# 2012 F350 aux switch wiring



## 2012F350 (Dec 15, 2013)

My plan is to use one of the up fitter switches to send power to the plow controller. My question is, where do these switches get wired? I am sure the switch is not intended to run any kind of amperage but more used to run a relay. Do they already have relays in the truck that they control?


----------



## jmac5058 (Sep 28, 2009)

I read in the manual that two of them are 20 amp and two are 30.


----------



## 2012F350 (Dec 15, 2013)

jmac5058;1685429 said:


> I read in the manual that two of them are 20 amp and two are 30.
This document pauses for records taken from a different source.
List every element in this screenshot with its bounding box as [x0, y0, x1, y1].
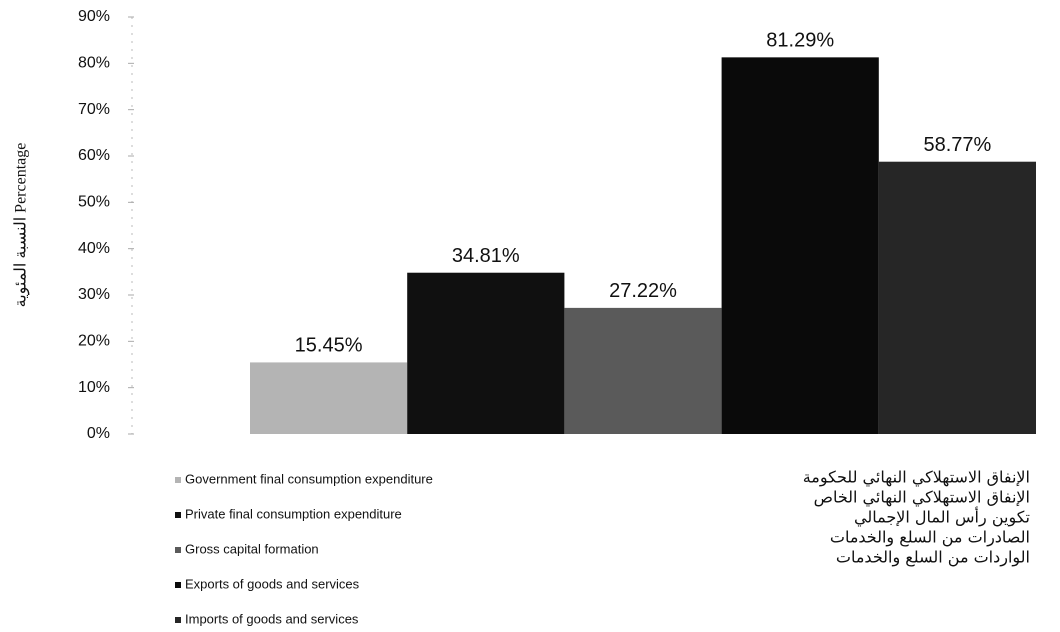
y-tick-label: 20%	[78, 333, 110, 350]
bar	[407, 272, 565, 434]
legend-swatch	[175, 547, 181, 553]
legend-swatch	[175, 582, 181, 588]
y-tick-label: 30%	[78, 286, 110, 303]
bar	[564, 307, 722, 434]
value-label: 27.22%	[609, 280, 677, 302]
y-tick-label: 70%	[78, 101, 110, 118]
value-label: 58.77%	[923, 134, 991, 156]
y-tick-label: 60%	[78, 147, 110, 164]
legend-label-arabic: تكوين رأس المال الإجمالي	[854, 507, 1030, 528]
value-label: 81.29%	[766, 30, 834, 52]
legend-label-arabic: الواردات من السلع والخدمات	[836, 548, 1030, 568]
value-label: 15.45%	[295, 335, 363, 357]
y-tick-label: 10%	[78, 379, 110, 396]
legend-label: Government final consumption expenditure	[185, 471, 433, 486]
bar	[721, 57, 879, 435]
legend-swatch	[175, 617, 181, 623]
legend-swatch	[175, 477, 181, 483]
legend-label-arabic: الصادرات من السلع والخدمات	[830, 528, 1030, 548]
legend-label: Imports of goods and services	[185, 611, 359, 626]
legend-swatch	[175, 512, 181, 518]
y-axis-label: النسبة المئوية Percentage	[13, 143, 30, 308]
y-tick-label: 40%	[78, 240, 110, 257]
bar	[878, 161, 1036, 434]
legend-label: Private final consumption expenditure	[185, 506, 402, 521]
legend-label: Exports of goods and services	[185, 576, 360, 591]
y-tick-label: 0%	[87, 425, 110, 442]
value-label: 34.81%	[452, 245, 520, 267]
legend-label-arabic: الإنفاق الاستهلاكي النهائي الخاص	[814, 488, 1030, 508]
y-tick-label: 80%	[78, 55, 110, 72]
y-tick-label: 50%	[78, 194, 110, 211]
legend-label-arabic: الإنفاق الاستهلاكي النهائي للحكومة	[803, 468, 1030, 488]
bar	[250, 362, 408, 434]
y-tick-label: 90%	[78, 8, 110, 25]
legend-label: Gross capital formation	[185, 541, 319, 556]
Well that's just perfect. I imagine the plow controller only draws 5 amps or so.


----------



## 2012F350 (Dec 15, 2013)

Amazing what you can find on YouTube. Ford even has pass through wires already in the firewall that you can hook up to the auxiliary switches to run stuff under the hood.


----------



## magnatrac (Dec 22, 2006)

With the fuse panel being a pain to get to on our 2011's we just hooked to a up fitter switch for the trigger. They are under the drivers feet easy to get to. Both of our trucks use no.4 to turn on the plow and spreader. No.3 runs rear lights on the spreader, no.2 runs my prewet pump ,and no.1 is for the roof light but I haven't yet fished a wire up through the head liner and out the third brake light. My brother did it on his but he has a regular cab and mine is a crew.


----------



## Raymond S. (Jan 8, 2008)

As mentioned, they are stubbed under your feet. There are 4 wires grouped together with black plastic ends to seal them up. The manual will tell you which color goes to which switch. Super simple. 
There's also a group outside the firewall as well.


----------



## 2012F350 (Dec 15, 2013)

Found them and hooked up. It was almost too easy. My plow is hooked to number 1. That leaves number 2 for the rocket launchers, number 3 for the ejection seat and number 4 to power the Flux Capacitor.


----------



## wils5150 (Jan 25, 2012)

those flux capacitors draw some serious amps lol


----------